Bukannya bergegas mengesahkan RUU Penghapusan Kekerasan Seksual dan RUU Pekerja Rumah Tangga, sebagaimana telah didesak dalam berbagai aksi massa, pemerintah malah memilih mementingkan kepentingan pemilik modal. Soal perempuan, pekerja, dan kesejahteraan diabaikan. Pemerintah seperti menutup mata dari berbagai catatan pelecehan dan kekerasan yang terjadi terhadap perempuan. Atau bahkan, memilih diam dan bungkam pada budaya masyarakat kita yang juga masih diskriminatif terhadap kelompok-kelompok tertentu, dan terkhusus kelompok minoritas.

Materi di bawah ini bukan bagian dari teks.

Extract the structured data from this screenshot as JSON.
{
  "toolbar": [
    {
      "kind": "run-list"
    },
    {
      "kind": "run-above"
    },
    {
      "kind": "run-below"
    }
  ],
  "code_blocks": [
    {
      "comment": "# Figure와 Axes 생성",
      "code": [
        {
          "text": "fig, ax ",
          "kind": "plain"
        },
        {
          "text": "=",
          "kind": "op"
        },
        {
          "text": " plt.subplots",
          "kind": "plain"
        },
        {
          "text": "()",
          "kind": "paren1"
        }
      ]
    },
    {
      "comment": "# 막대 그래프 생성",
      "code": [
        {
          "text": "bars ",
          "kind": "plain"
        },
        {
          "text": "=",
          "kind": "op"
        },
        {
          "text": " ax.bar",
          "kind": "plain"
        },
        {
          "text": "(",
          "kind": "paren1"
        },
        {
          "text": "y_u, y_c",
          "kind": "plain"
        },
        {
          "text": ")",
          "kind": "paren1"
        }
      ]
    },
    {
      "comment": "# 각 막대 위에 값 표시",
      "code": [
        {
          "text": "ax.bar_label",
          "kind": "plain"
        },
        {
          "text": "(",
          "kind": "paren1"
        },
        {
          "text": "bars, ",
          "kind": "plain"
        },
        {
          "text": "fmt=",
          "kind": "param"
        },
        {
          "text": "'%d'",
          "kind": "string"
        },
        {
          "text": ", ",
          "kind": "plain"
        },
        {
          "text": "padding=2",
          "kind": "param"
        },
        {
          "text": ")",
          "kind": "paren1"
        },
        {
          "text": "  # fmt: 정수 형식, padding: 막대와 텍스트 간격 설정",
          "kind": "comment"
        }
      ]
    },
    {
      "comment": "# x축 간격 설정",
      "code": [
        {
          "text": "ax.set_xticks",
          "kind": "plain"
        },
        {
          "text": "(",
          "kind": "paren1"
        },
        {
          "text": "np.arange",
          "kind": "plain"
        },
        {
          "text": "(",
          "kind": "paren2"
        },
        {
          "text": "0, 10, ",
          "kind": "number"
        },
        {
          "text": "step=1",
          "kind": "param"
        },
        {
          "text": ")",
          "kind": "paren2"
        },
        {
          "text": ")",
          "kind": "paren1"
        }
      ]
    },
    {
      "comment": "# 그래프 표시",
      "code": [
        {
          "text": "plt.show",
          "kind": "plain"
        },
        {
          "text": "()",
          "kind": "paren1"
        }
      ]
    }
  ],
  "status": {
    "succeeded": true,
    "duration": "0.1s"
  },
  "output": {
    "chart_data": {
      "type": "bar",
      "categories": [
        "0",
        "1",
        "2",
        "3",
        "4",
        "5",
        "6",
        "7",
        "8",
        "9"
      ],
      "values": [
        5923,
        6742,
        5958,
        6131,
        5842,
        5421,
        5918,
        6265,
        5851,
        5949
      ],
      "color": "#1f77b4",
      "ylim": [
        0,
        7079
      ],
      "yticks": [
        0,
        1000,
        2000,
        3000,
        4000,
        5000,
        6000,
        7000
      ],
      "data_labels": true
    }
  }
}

Pemerintah juga tidak memiliki ketegasan sikap atas keberpihakannya pada perjuangan rakyat di berbagai wilayah. Isu lingkungan, perampasan lahan, penggusuran, seakan tidak menjadi soal penting bagi pemerintah. Padahal mereka mendapat mandat atas nama rakyat, yang daripadanya terdapat rakyat-rakyat yang dengan sengaja dimanfaatkan suaranya ketika pemilihan umum, namun dicampakkan ketika menagih janji-janji atas kesejahteraan rakyat.
Atas kenyataan yang terjadi di masyarakat kita tersebut, maka bertepatan dengan peringatan Hari Perempuan Sedunia atau yang dikenal dengan International Women’s Day (IWD) Kota Solo tahun 2020, tedapat pernyataan sikap berupa tuntutan sebagai berikut:
- Menolak Omnibus Law dan RUU Ketahanan Keluarga, yang melanggengkan budaya patriarki dalam ranah privat hingga publik, dan menarik mundur perjuangan perempuan semakin jauh ke belakang.
- Mendesak pemerintah segera mengesahkan RUU Penghapusan Kekerasan Seksual dan RUU Pekerja Rumah Tangga, yang sangat dibutuhkan bagi jaminan perlindungan korban kekerasan dan pekerja rumah tangga yang masih belum memiliki perlindungan secara jelas dan tegas.
- Mendukung dan bersolidaritas kepada seluruh korban kekerasan, serta mendesak negara menjamin keamanan bagi korban dalam setiap penyelesaian kasus kekerasan, serta memberikan efek jera bagi setiap pelaku kekerasan.
- Hentikan mempekerjakan buruh hamil pada jam malam, dan menjamin pemenuhan hak-hak perempuan atas cuti haid, cuti hamil, dan lain sebagainya.
- Menjamin ruang publik yang aman dan setara bagi perempuan.
- Mendukung penuh tercapainya perjuangan Gender Equality, sehingga terdapat kesetaraan dalam akses terhadap ekonomi, sosial, dan politik.
- Hentikan segala bentuk kekerasan terhadap perempuan.
- Hentikan diskriminasi terhadap perempuan dan berbagai kelompok minoritas, termasuk dalam hal orientasi seksual.
- Mendesak pemerintah agar memberikan perhatian dan jaminan ruang publik yang berpihak kepada kelompok difabel.
- Mendukung penuh terhadap perjuangan seluruh perempuan di wilayah konflik di manapun berada.
- Menolak perusakan lingkungan yang dilakukan oleh pemilik modal yang bekerjasama dengan pemerintah, sehingga mengenyampingkan dampak kerusakan lingkungan bagi masyarakat. 12. Menuntut para pengambil keputusan di seluruh dunia untuk bertanggung jawab dan menyelesaikan kerusakan lingkungan, termasuk krisis iklim, yang terjadi saat ini.
- Hentikan perampasan tanah, wujudkan reforma agraria sejati.
Demikian pernyataan sikap dan tuntutan IWD Solo 2020.